Ridley Scott and Katherine Waterston on the set of Alien: Covenant. Photograph: Twentieth Century Fox
Ridley Scott and Katherine Waterston on the set of Alien: Covenant. Photograph: Twentieth Century Fox

While dispensing cautious optimism with one hand, however, the director dealt a deathly blow with the other, as he recently confirmed the death of long-mooted sequel Alien 5. Speaking at a press junket, Scott offhandedly dismissed the project’s chances of progression, saying: “[It] was an idea that evolved from, I believe, a 10-page pitch, and I was meant to be the producer on that. And it didn’t evolve. Fox decided that they didn’t want to do it and that was it.”

Promising noises

In production for a few years under District 9 and Elysium director Neill Blomkamp, Alien 5 has had a troubled production history, to say the least. With news of cancellation having dogged the film more than once in the past few years, 2016 saw promising noises emerging from both Blomkamp and Sigourney Weaver, who was set to return to the juggernaut for the first time since 1997. Many fans had also had their hopes raised by some sumptuous concept art shared by its director just months ago.

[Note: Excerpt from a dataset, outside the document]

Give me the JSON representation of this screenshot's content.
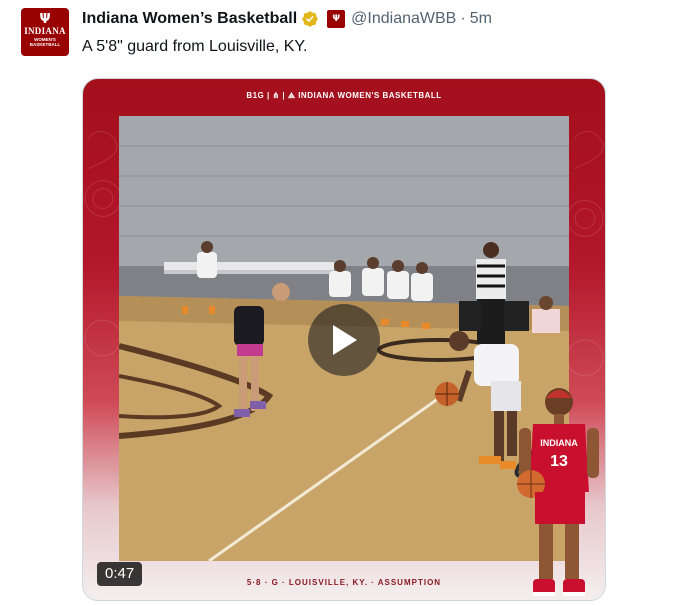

Weaver and Ridley Scott on the set of Alien (1979)

With another Alien movie out, it’s perhaps surprising that diehard xenophiles are disappointed. For one thing, the mainline Alien series hasn’t exactly been in rude health. Depending on what metric you use, there have been between four and nine Alien movies. 1979’s peerless Alien set Weaver’s character Ellen Ripley and her crew against a single alien attacker, a biomechanical nightmare that stalked them in their rusty old space freighter. Taut, beautiful and horrifying, it remains a high watermark for science fiction and horror.

In 1986, James Cameron’s fantastic, action-packed Aliens was released to nearly equal acclaim as its practically perfect forebear. In Cameron’s take, Ripley accompanies a squad of space marines to a hostile planet, where they meet not one, but loads of aliens.

Dour affair

In 1992 arrived Alien 3, a patchy, dour affair directed by David Fincher. (The nascent auteur was significantly unhappy with his debut movie, which depicted an alien attack on a space prison, and he has since blow-torched it from his back catalogue like so many leathery xenomorph eggs.)

Still with us? Good. Fast-forward to 1997 and we got Jean-Pierre Jeunet’s muddled, incoherent Alien: Resurrection, set 200 years after the events of Alien 3, and featuring Ripley reanimated as a human/alien hybrid. This would be the last film of the original timeline, and the series lay dormant, save for some wacky and largely uncanonical nonsense in the forgettable Alien V Predator series, until 2012. It was then that Ridley Scott returned with ponderous prequel Prometheus, setting the stage for its sequel, Alien Covenant.

So why, despite the diminishing returns of the original series arc, and the largely muddled spin-offs that have come in the past two decades, should any devoted cineaste have been particularly excited about the prospect of Alien 5 in the first place? One simple answer is that the first two films really were, and are, so good that the series’ qualities persist, no matter the films’ subsequent decline.

Technical chops

Another factor is Blomkamp himself, who seemed a great choice: a film-maker with a love for the material and the technical chops to do it justice. In an even more promising turn for fans, Blomkamp’s film was pitched as a successor to the first two, ignoring the third and fourth entirely. As much as it’s exciting to see a film like Covenant – a new episode with entirely new characters, helmed by the series’ originator – the prospect of a fresh take within the same universe seemed an equally thrilling prospect.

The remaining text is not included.